En plus des œuvres publiées, Amadou Hampâté Bâ a accumulé pendant plus de 75 années, des manuscrits qui sont partiellement édités. Nous en avons une bonne partie qui ne l’est pas encore et qui demeure sur des supports très fragiles. S’ils venaient à disparaître, c’est un pan de l’histoire d’Afrique et de l’humanité qui disparaîtrait avec elle. Et donc, il faudrait vraiment que la bibliothèque puisse survivre à celui qui l’a mise en place. C’est pour cela qu’à la fondation, nous nous battons pour la sauvegarde de ces manuscrits.

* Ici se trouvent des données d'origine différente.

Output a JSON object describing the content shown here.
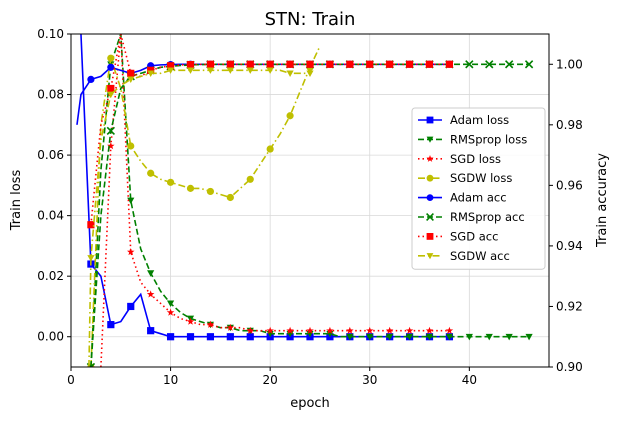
{
  "chart_data": {
    "type": "line",
    "title": "STN: Train",
    "xlabel": "epoch",
    "ylabel_left": "Train loss",
    "ylabel_right": "Train accuracy",
    "xlim": [
      0,
      48
    ],
    "ylim_left": [
      -0.01,
      0.1
    ],
    "ylim_right": [
      0.9,
      1.01
    ],
    "x_ticks": [
      0,
      10,
      20,
      30,
      40
    ],
    "y_left_ticks": [
      0.0,
      0.02,
      0.04,
      0.06,
      0.08,
      0.1
    ],
    "y_left_tick_labels": [
      "0.00",
      "0.02",
      "0.04",
      "0.06",
      "0.08",
      "0.10"
    ],
    "y_right_ticks": [
      0.9,
      0.92,
      0.94,
      0.96,
      0.98,
      1.0
    ],
    "y_right_tick_labels": [
      "0.90",
      "0.92",
      "0.94",
      "0.96",
      "0.98",
      "1.00"
    ],
    "grid": true,
    "legend_position": "right",
    "series": [
      {
        "name": "Adam loss",
        "axis": "left",
        "color": "#0000ff",
        "dash": "solid",
        "marker": "square",
        "marker_every": 2,
        "x": [
          1,
          2,
          3,
          4,
          5,
          6,
          7,
          8,
          9,
          10,
          11,
          12,
          13,
          14,
          15,
          16,
          17,
          18,
          19,
          20,
          21,
          22,
          23,
          24,
          25,
          26,
          27,
          28,
          29,
          30,
          31,
          32,
          33,
          34,
          35,
          36,
          37,
          38
        ],
        "y": [
          0.1,
          0.024,
          0.02,
          0.004,
          0.005,
          0.01,
          0.014,
          0.002,
          0.001,
          0.0,
          0.0,
          0.0,
          0.0,
          0.0,
          0.0,
          0.0,
          0.0,
          0.0,
          0.0,
          0.0,
          0.0,
          0.0,
          0.0,
          0.0,
          0.0,
          0.0,
          0.0,
          0.0,
          0.0,
          0.0,
          0.0,
          0.0,
          0.0,
          0.0,
          0.0,
          0.0,
          0.0,
          0.0
        ]
      },
      {
        "name": "RMSprop loss",
        "axis": "left",
        "color": "#008000",
        "dash": "dashed",
        "marker": "triangle-down",
        "marker_every": 2,
        "x": [
          2,
          3,
          4,
          5,
          6,
          7,
          8,
          9,
          10,
          11,
          12,
          13,
          14,
          15,
          16,
          17,
          18,
          19,
          20,
          21,
          22,
          23,
          24,
          25,
          26,
          27,
          28,
          29,
          30,
          31,
          32,
          33,
          34,
          35,
          36,
          37,
          38,
          39,
          40,
          41,
          42,
          43,
          44,
          45,
          46
        ],
        "y": [
          -0.01,
          0.055,
          0.09,
          0.1,
          0.045,
          0.029,
          0.021,
          0.015,
          0.011,
          0.008,
          0.006,
          0.005,
          0.004,
          0.003,
          0.003,
          0.002,
          0.002,
          0.002,
          0.001,
          0.001,
          0.001,
          0.001,
          0.001,
          0.001,
          0.001,
          0.0,
          0.0,
          0.0,
          0.0,
          0.0,
          0.0,
          0.0,
          0.0,
          0.0,
          0.0,
          0.0,
          0.0,
          0.0,
          0.0,
          0.0,
          0.0,
          0.0,
          0.0,
          0.0,
          0.0
        ]
      },
      {
        "name": "SGD loss",
        "axis": "left",
        "color": "#ff0000",
        "dash": "dotted",
        "marker": "star",
        "marker_every": 2,
        "x": [
          3,
          4,
          5,
          6,
          7,
          8,
          9,
          10,
          11,
          12,
          13,
          14,
          15,
          16,
          17,
          18,
          19,
          20,
          21,
          22,
          23,
          24,
          25,
          26,
          27,
          28,
          29,
          30,
          31,
          32,
          33,
          34,
          35,
          36,
          37,
          38
        ],
        "y": [
          -0.01,
          0.063,
          0.1,
          0.028,
          0.018,
          0.014,
          0.011,
          0.008,
          0.006,
          0.005,
          0.004,
          0.004,
          0.003,
          0.003,
          0.003,
          0.002,
          0.002,
          0.002,
          0.002,
          0.002,
          0.002,
          0.002,
          0.002,
          0.002,
          0.002,
          0.002,
          0.002,
          0.002,
          0.002,
          0.002,
          0.002,
          0.002,
          0.002,
          0.002,
          0.002,
          0.002
        ]
      },
      {
        "name": "SGDW loss",
        "axis": "left",
        "color": "#bfbf00",
        "dash": "dashdot",
        "marker": "circle",
        "marker_every": 2,
        "x": [
          2,
          3,
          4,
          5,
          6,
          7,
          8,
          9,
          10,
          11,
          12,
          13,
          14,
          15,
          16,
          17,
          18,
          19,
          20,
          21,
          22,
          23,
          24,
          25
        ],
        "y": [
          -0.01,
          0.07,
          0.092,
          0.082,
          0.063,
          0.058,
          0.054,
          0.052,
          0.051,
          0.05,
          0.049,
          0.049,
          0.048,
          0.047,
          0.046,
          0.049,
          0.052,
          0.057,
          0.062,
          0.067,
          0.073,
          0.081,
          0.089,
          0.096
        ]
      },
      {
        "name": "Adam acc",
        "axis": "right",
        "color": "#0000ff",
        "dash": "solid",
        "marker": "circle",
        "marker_every": 2,
        "x": [
          0.6,
          1,
          2,
          3,
          4,
          5,
          6,
          7,
          8,
          9,
          10,
          11,
          12,
          13,
          14,
          15,
          16,
          17,
          18,
          19,
          20,
          21,
          22,
          23,
          24,
          25,
          26,
          27,
          28,
          29,
          30,
          31,
          32,
          33,
          34,
          35,
          36,
          37,
          38
        ],
        "y": [
          0.98,
          0.99,
          0.995,
          0.996,
          0.999,
          0.998,
          0.997,
          0.998,
          0.9995,
          0.9998,
          0.9999,
          1.0,
          1.0,
          1.0,
          1.0,
          1.0,
          1.0,
          1.0,
          1.0,
          1.0,
          1.0,
          1.0,
          1.0,
          1.0,
          1.0,
          1.0,
          1.0,
          1.0,
          1.0,
          1.0,
          1.0,
          1.0,
          1.0,
          1.0,
          1.0,
          1.0,
          1.0,
          1.0,
          1.0
        ]
      },
      {
        "name": "RMSprop acc",
        "axis": "right",
        "color": "#008000",
        "dash": "dashed",
        "marker": "x",
        "marker_every": 2,
        "x": [
          2,
          3,
          4,
          5,
          6,
          7,
          8,
          9,
          10,
          11,
          12,
          13,
          14,
          15,
          16,
          17,
          18,
          19,
          20,
          21,
          22,
          23,
          24,
          25,
          26,
          27,
          28,
          29,
          30,
          31,
          32,
          33,
          34,
          35,
          36,
          37,
          38,
          39,
          40,
          41,
          42,
          43,
          44,
          45,
          46
        ],
        "y": [
          0.9,
          0.95,
          0.978,
          0.992,
          0.996,
          0.997,
          0.998,
          0.999,
          0.9993,
          0.9996,
          0.9998,
          0.9999,
          1.0,
          1.0,
          1.0,
          1.0,
          1.0,
          1.0,
          1.0,
          1.0,
          1.0,
          1.0,
          1.0,
          1.0,
          1.0,
          1.0,
          1.0,
          1.0,
          1.0,
          1.0,
          1.0,
          1.0,
          1.0,
          1.0,
          1.0,
          1.0,
          1.0,
          1.0,
          1.0,
          1.0,
          1.0,
          1.0,
          1.0,
          1.0,
          1.0
        ]
      },
      {
        "name": "SGD acc",
        "axis": "right",
        "color": "#ff0000",
        "dash": "dotted",
        "marker": "square",
        "marker_every": 2,
        "x": [
          2,
          3,
          4,
          5,
          6,
          7,
          8,
          9,
          10,
          11,
          12,
          13,
          14,
          15,
          16,
          17,
          18,
          19,
          20,
          21,
          22,
          23,
          24,
          25,
          26,
          27,
          28,
          29,
          30,
          31,
          32,
          33,
          34,
          35,
          36,
          37,
          38
        ],
        "y": [
          0.947,
          0.98,
          0.992,
          1.01,
          0.997,
          0.996,
          0.998,
          0.999,
          0.9995,
          0.9998,
          0.9999,
          1.0,
          1.0,
          1.0,
          1.0,
          1.0,
          1.0,
          1.0,
          1.0,
          1.0,
          1.0,
          1.0,
          1.0,
          1.0,
          1.0,
          1.0,
          1.0,
          1.0,
          1.0,
          1.0,
          1.0,
          1.0,
          1.0,
          1.0,
          1.0,
          1.0,
          1.0
        ]
      },
      {
        "name": "SGDW acc",
        "axis": "right",
        "color": "#bfbf00",
        "dash": "dashdot",
        "marker": "triangle-down",
        "marker_every": 2,
        "x": [
          1.8,
          2,
          3,
          4,
          5,
          6,
          7,
          8,
          9,
          10,
          11,
          12,
          13,
          14,
          15,
          16,
          17,
          18,
          19,
          20,
          21,
          22,
          23,
          24
        ],
        "y": [
          0.9,
          0.936,
          0.975,
          0.99,
          0.993,
          0.995,
          0.996,
          0.997,
          0.997,
          0.998,
          0.998,
          0.998,
          0.998,
          0.998,
          0.998,
          0.998,
          0.998,
          0.998,
          0.998,
          0.998,
          0.998,
          0.997,
          0.997,
          0.997
        ]
      }
    ]
  }
}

C’est même la raison d’être de la fondation.

Nous avons donc initié la numérisation des manuscrits mais ce n’est que partiel et c’est un appel urgent que nous lançons à toute personne de bonne volonté et soucieuse de préserver cette mémoire qu’un pan de l’histoire de l’Afrique et de l’humanité ne doit pas s’engloutir. Nous appelons toute personne à nous appuyer pour nous aider à sauvegarder ce patrimoine-là. Nous avons cette salle d’archives qui contient ces manuscrits ; nous avons aussi une bibliothèque qui est constituée de plus de 3 000 ouvrages qui sont des livres que Hampâté Bâ a lus, annotés et qui lui tenaient à cœur, qui lui étaient très chers. Je pense qu’une étude de la bibliothèque pourrait permettre de voir l’esprit encyclopédique d’Hampâté Bâ concernant la culture, la géographie et même les mathématiques… en tout cas, tous les domaines de la connaissance. Il s’intéressait à tout. C’était un esprit ouvert.

Merci d’avoir bien voulu vous associer à cette célébration du 25ème anniversaire.

RFI vous informe que le vendredi 20 mai, son œuvre « Kaïdara » sera jouée à l’Institut français d’Abidjan.